The ATLAS Fast Tracker System

14 Sept 2017, 15:40
25m
Thimann I Lecture Hall (UCSC)

Thimann I Lecture Hall

UCSC

Oral Trigger Trigger

Speaker

Tomoya Iizawa (Waseda University (JP))

Description

The Fast Tracker (FTK) system, one of the ATLAS trigger upgrades, is presently being commissioned. The information from the 100 million channels of the tracking detectors is presently exploited at the HLT only for a subset of the events or for limited detector regions due to timing limitations. The FTK system is designed to deliver full event track reconstruction for all tracks with pT above 1 GeV at a Level-1 rate of 100 kHz. This provides full track information with excellent quality at the HLT input. This high performance is obtained by using a combination of dedicated ASIC hardware based on associative memories and high performance Field Programmable Gate Arrays.

Summary

From 2010 to 2012 the Large Hadron Collider (LHC) operated at a centre-of-mass energy of 7 TeV and 8 TeV, colliding bunches of particles every 50 ns.

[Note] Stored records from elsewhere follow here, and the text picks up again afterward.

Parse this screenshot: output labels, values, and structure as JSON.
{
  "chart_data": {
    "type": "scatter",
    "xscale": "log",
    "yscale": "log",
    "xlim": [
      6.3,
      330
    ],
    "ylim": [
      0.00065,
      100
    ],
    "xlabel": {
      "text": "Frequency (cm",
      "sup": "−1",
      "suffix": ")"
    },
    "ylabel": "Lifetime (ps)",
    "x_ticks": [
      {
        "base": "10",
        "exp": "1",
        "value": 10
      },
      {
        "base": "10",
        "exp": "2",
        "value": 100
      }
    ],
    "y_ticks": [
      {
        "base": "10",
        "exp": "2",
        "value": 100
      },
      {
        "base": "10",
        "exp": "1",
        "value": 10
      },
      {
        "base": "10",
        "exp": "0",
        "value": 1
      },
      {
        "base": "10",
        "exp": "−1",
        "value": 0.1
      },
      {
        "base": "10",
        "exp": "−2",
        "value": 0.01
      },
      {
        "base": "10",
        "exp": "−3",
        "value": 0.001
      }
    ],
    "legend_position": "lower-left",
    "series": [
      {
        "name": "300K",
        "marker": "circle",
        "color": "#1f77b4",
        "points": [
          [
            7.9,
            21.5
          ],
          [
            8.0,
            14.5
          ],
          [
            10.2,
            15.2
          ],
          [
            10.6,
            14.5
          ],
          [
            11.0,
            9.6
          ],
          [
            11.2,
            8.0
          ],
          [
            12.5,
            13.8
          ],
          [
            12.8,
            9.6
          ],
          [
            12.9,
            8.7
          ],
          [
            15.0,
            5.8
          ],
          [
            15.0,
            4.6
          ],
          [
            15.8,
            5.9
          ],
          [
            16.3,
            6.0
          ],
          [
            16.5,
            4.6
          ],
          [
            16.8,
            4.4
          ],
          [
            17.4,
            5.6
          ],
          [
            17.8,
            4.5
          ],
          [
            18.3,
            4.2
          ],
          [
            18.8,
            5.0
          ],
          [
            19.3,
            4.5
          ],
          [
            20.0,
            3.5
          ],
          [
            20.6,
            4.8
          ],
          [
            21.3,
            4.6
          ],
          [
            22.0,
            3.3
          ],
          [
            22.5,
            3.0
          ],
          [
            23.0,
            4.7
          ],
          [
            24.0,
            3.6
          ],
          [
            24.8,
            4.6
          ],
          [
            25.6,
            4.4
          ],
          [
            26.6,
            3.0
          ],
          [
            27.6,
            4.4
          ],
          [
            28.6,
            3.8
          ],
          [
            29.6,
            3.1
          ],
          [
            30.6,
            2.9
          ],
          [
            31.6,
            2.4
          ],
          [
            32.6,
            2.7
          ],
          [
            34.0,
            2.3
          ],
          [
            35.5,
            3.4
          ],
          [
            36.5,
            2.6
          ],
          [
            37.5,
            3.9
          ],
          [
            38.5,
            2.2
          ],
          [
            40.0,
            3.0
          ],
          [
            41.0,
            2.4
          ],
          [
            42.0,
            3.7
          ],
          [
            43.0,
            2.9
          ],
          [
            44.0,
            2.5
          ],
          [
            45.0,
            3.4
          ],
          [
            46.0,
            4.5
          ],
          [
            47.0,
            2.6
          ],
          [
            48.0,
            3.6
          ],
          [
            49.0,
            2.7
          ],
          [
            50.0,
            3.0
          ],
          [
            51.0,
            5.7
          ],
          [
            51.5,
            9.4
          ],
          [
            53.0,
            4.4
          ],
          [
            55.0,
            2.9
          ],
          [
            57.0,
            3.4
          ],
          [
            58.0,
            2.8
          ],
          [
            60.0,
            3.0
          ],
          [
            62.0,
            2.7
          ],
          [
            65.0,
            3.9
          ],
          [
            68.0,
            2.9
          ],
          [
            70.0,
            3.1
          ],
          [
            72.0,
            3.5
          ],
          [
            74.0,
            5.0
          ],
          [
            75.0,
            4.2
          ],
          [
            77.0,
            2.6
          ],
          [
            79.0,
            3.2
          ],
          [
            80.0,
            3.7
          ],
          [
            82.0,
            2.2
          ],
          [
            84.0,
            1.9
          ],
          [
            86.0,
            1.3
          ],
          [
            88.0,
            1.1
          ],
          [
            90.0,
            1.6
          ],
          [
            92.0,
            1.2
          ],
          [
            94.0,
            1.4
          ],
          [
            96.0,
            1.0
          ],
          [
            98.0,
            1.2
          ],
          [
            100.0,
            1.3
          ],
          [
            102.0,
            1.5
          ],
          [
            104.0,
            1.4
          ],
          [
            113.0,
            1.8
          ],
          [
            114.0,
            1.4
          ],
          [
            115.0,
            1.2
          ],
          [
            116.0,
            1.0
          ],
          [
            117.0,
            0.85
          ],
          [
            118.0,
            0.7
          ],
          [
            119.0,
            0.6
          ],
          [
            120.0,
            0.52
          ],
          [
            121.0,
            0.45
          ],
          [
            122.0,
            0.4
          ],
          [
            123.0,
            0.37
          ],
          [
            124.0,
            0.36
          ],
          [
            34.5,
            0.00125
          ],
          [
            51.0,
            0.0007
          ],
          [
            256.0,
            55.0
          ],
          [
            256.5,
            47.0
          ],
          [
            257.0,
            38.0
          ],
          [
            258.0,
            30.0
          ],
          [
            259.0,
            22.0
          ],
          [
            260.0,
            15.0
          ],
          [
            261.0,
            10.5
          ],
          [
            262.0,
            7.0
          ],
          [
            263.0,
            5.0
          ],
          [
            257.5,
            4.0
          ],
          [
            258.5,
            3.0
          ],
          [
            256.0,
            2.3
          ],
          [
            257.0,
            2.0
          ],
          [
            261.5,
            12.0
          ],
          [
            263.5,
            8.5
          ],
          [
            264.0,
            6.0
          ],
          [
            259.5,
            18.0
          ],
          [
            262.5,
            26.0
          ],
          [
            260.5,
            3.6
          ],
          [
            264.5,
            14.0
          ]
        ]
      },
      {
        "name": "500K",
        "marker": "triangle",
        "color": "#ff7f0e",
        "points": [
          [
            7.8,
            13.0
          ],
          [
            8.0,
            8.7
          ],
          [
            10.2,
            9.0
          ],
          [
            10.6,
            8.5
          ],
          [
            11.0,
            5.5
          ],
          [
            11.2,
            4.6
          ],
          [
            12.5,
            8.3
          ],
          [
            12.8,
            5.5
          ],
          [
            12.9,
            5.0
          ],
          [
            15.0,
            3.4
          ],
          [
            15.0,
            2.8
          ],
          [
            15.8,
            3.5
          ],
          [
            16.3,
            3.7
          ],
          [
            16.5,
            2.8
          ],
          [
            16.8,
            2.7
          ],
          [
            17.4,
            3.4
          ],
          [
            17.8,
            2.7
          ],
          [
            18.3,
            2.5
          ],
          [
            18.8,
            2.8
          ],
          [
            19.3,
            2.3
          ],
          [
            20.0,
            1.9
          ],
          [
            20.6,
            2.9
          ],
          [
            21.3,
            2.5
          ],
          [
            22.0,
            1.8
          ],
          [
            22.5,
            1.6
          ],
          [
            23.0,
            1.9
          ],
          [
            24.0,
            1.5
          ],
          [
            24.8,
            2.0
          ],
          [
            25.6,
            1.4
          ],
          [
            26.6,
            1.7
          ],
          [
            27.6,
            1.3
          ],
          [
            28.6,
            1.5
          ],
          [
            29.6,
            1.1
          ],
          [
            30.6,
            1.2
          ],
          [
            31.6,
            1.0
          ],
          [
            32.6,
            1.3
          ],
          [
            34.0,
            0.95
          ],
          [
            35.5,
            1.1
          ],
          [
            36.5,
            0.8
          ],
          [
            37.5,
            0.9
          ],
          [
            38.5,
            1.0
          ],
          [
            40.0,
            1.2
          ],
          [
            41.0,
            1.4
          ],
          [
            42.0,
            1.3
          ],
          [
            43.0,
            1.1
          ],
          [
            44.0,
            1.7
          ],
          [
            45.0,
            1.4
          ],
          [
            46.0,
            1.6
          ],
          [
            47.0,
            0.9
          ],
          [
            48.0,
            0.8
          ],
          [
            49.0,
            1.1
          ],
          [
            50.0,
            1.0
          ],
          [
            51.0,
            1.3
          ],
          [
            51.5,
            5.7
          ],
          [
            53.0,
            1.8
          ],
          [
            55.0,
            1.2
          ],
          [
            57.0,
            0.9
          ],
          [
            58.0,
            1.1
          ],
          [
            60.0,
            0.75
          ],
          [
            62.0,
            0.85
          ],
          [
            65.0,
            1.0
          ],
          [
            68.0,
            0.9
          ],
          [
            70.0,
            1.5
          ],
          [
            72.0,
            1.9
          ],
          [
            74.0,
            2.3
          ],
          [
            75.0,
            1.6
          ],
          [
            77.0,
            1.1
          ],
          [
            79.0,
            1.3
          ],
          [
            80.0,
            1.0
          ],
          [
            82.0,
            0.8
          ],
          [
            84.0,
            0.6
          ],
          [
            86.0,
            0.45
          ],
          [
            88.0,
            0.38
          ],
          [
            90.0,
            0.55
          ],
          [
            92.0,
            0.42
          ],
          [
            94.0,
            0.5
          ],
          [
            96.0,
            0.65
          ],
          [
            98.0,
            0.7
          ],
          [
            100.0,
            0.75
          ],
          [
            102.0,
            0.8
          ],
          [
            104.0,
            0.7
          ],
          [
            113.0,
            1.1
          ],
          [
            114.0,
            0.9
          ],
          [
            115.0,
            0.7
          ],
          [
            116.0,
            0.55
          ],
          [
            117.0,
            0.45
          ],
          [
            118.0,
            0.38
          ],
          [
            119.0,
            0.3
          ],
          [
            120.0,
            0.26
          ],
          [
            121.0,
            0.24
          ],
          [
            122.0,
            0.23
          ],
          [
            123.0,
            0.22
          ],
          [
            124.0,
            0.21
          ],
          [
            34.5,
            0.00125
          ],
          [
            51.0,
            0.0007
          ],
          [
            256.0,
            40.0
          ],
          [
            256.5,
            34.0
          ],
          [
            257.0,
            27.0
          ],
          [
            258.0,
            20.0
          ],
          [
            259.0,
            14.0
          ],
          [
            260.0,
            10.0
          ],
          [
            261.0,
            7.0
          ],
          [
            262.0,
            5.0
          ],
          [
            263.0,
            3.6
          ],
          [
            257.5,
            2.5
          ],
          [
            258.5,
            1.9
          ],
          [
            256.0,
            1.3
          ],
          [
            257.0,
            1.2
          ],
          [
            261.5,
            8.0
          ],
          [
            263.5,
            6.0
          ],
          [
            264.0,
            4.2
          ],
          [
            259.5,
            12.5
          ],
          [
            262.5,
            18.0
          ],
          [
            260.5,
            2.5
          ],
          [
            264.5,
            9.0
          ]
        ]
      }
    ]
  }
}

During operation, the ATLAS trigger system has performed efficiently contributing to important results, including the discovery of the Higgs boson in 2012. The LHC restarted in 2015 and will operate for four years at a mass energy of 13 TeV and 14 TeV and bunch crossing of 50ns and 25ns. These running conditions result in the mean number of overlapping proton-proton interactions per bunch crossing increasing from 20 to 60. The FTK will allow the trigger to utilize tracking information from the entire detector at an earlier event selection stage than ever before, allowing for more efficient event rejection. This hardware system is designed to perform full scan track reconstruction of every event accepted by the ATLAS first level hardware trigger. To achieve this goal the system uses a parallel architecture, with algorithms designed to exploit the computing power of custom Associative Memory chips, and modern field programmable gate arrays. The processor will provide computing power to reconstruct tracks with transverse momentum greater than 1 GeV in the whole tracking volume. The tracks will be available at the beginning of the trigger selections, allowing for the development of more pileup resilient triggering strategies. The Fast Tracker system will be massive, with about 8000 Associative Memory chips and 2000 field programmable gate arrays, providing full tracking with a rate up to 100 KHz and an average latency below 100 microseconds. A partial FTK system has been built in 2016. Additional production is on going. It will be installed as it is delivered. The system is currently under commissioning. The final version of the electronic boards is presented, with details covering the hardware status and installation of the system. An overview of the commissioning status and first data-taking experience is presented.